A benchmarking suite (see the README) is provided to make sure performance demands are met. If not, the tests fail. This is implemented using a technique similar to the one in the type namespaces. The functions are tested against Java equivalents and results are given in relative speeds. Ideally most of our code should be within ~1.2 of Java. (This is unfortunately not always the case).

Extending hiphip

You should start with the macros provided in hiphip.array and build from there. Provide the necessary type information to set up your functions and macros. If you need your code to be shared between different implementations, feel free to copy our approach by loading a type_impl.clj in a type namespace.

Contributing to hiphip

All contributors should run lein test :bench and lein test :fast before submitting their pull requests. Performance regressions are not acceptable at this point in time.

Implementations for new arrays should use the API provided by hiphip.array unless unfeasible. New implementations should also be added to the benchmark suit (with initial relative slowness) to track their relative performance over time.

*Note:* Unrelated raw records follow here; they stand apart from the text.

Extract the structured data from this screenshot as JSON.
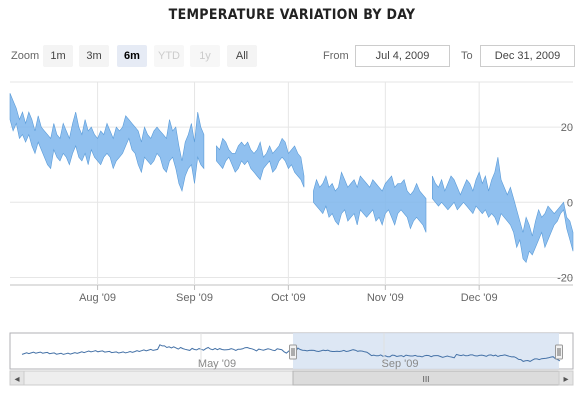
{
  "chart_data": {
    "type": "area",
    "title": "TEMPERATURE VARIATION BY DAY",
    "x_range": [
      "2009-07-04",
      "2009-12-31"
    ],
    "y_range": [
      -22,
      32
    ],
    "x_ticks": [
      "Aug '09",
      "Sep '09",
      "Oct '09",
      "Nov '09",
      "Dec '09"
    ],
    "y_ticks": [
      20,
      0,
      -20
    ],
    "series": [
      {
        "color": "#7cb5ec",
        "segments": [
          {
            "start": "2009-07-04",
            "low": [
              22,
              19,
              21,
              17,
              18,
              16,
              18,
              15,
              13,
              16,
              14,
              12,
              10,
              9,
              14,
              12,
              11,
              13,
              12,
              10,
              13,
              15,
              12,
              11,
              13,
              10,
              14,
              12,
              11,
              10,
              12,
              13,
              12,
              9,
              11,
              12,
              13,
              15,
              17,
              14,
              13,
              10,
              8,
              12,
              11,
              10,
              11,
              13,
              12,
              9,
              8,
              11,
              12,
              9,
              5,
              3,
              7,
              9,
              10,
              5,
              12,
              10,
              9
            ],
            "high": [
              29,
              27,
              25,
              22,
              24,
              21,
              24,
              22,
              19,
              23,
              20,
              19,
              18,
              17,
              21,
              18,
              17,
              21,
              19,
              17,
              21,
              24,
              20,
              18,
              22,
              19,
              20,
              18,
              17,
              19,
              18,
              21,
              19,
              17,
              20,
              19,
              20,
              23,
              22,
              21,
              20,
              19,
              16,
              20,
              18,
              17,
              19,
              20,
              19,
              18,
              17,
              22,
              19,
              20,
              15,
              11,
              16,
              18,
              21,
              16,
              24,
              20,
              18
            ]
          },
          {
            "start": "2009-09-08",
            "low": [
              11,
              10,
              9,
              11,
              12,
              10,
              8,
              9,
              11,
              10,
              11,
              9,
              8,
              7,
              6,
              9,
              10,
              11,
              8,
              9,
              11,
              12,
              11,
              9,
              10,
              8,
              7,
              6,
              4
            ],
            "high": [
              15,
              14,
              17,
              16,
              14,
              13,
              13,
              15,
              16,
              15,
              16,
              14,
              13,
              14,
              16,
              12,
              13,
              15,
              13,
              14,
              15,
              17,
              16,
              13,
              14,
              15,
              13,
              12,
              7
            ]
          },
          {
            "start": "2009-10-09",
            "low": [
              0,
              -1,
              -2,
              -3,
              -1,
              -4,
              -3,
              -5,
              -6,
              -3,
              -2,
              -5,
              -4,
              -3,
              -6,
              -2,
              -3,
              -4,
              -3,
              -2,
              -5,
              -4,
              -6,
              -3,
              -2,
              -4,
              -6,
              -3,
              -2,
              -3,
              -4,
              -7,
              -5,
              -4,
              -5,
              -6,
              -8
            ],
            "high": [
              3,
              6,
              4,
              5,
              7,
              4,
              5,
              3,
              4,
              8,
              6,
              4,
              5,
              6,
              4,
              7,
              6,
              5,
              4,
              6,
              5,
              4,
              3,
              5,
              6,
              7,
              4,
              5,
              5,
              6,
              3,
              2,
              3,
              5,
              3,
              2,
              1
            ]
          },
          {
            "start": "2009-11-16",
            "low": [
              1,
              0,
              -1,
              0,
              -1,
              -2,
              -1,
              0,
              -2,
              -1,
              0,
              -1,
              -2,
              -3,
              -1,
              -2,
              -3,
              -2,
              -4,
              -3,
              -4,
              -6,
              -3,
              -4,
              -5,
              -6,
              -8,
              -12,
              -10,
              -15,
              -16,
              -13,
              -14,
              -12,
              -10,
              -8,
              -12,
              -10,
              -8,
              -6,
              -5,
              -3,
              -2,
              -7,
              -10,
              -13
            ],
            "high": [
              7,
              5,
              4,
              6,
              3,
              5,
              7,
              6,
              4,
              2,
              4,
              6,
              5,
              3,
              6,
              8,
              5,
              7,
              3,
              6,
              8,
              12,
              6,
              4,
              2,
              4,
              1,
              -2,
              -5,
              -8,
              -4,
              -6,
              -9,
              -5,
              -2,
              -4,
              -3,
              -1,
              -2,
              -3,
              -2,
              -1,
              0,
              -4,
              -5,
              -8
            ]
          }
        ]
      }
    ],
    "navigator": {
      "x_ticks": [
        "May '09",
        "Sep '09"
      ],
      "visible_start": "2009-07-04",
      "visible_end": "2009-12-31"
    },
    "grid": true
  },
  "controls": {
    "zoom_label": "Zoom",
    "buttons": [
      {
        "label": "1m",
        "state": "normal"
      },
      {
        "label": "3m",
        "state": "normal"
      },
      {
        "label": "6m",
        "state": "selected"
      },
      {
        "label": "YTD",
        "state": "disabled"
      },
      {
        "label": "1y",
        "state": "disabled"
      },
      {
        "label": "All",
        "state": "normal"
      }
    ],
    "from_label": "From",
    "from_value": "Jul 4, 2009",
    "to_label": "To",
    "to_value": "Dec 31, 2009"
  },
  "scrollbar": {
    "left_arrow": "◂",
    "right_arrow": "▸",
    "grip": "III"
  }
}
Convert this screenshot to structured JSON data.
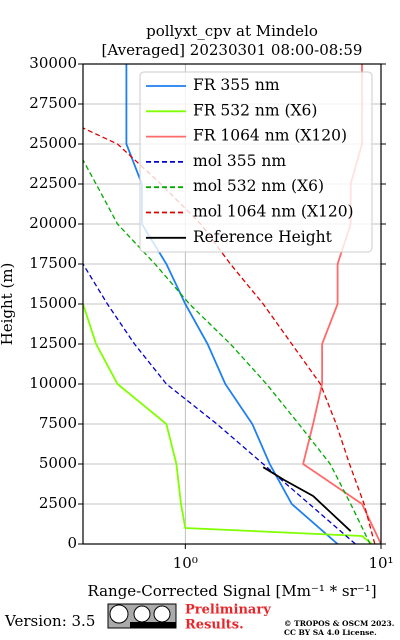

Common caveats during development

  • Setting *unchecked-math* to true might either improve and worsen performance, but never reliably so. This is normal, or rather, we don't really know what is going on.

  • Beware of overflow when writing your tests. For large arrays, some types just can't handle the heat (or rather, large numbers).

  • Make sure you have :jvm-opts ^:replace [] in your project.clj. Otherwise benchmarks might seem to be regressing a lot.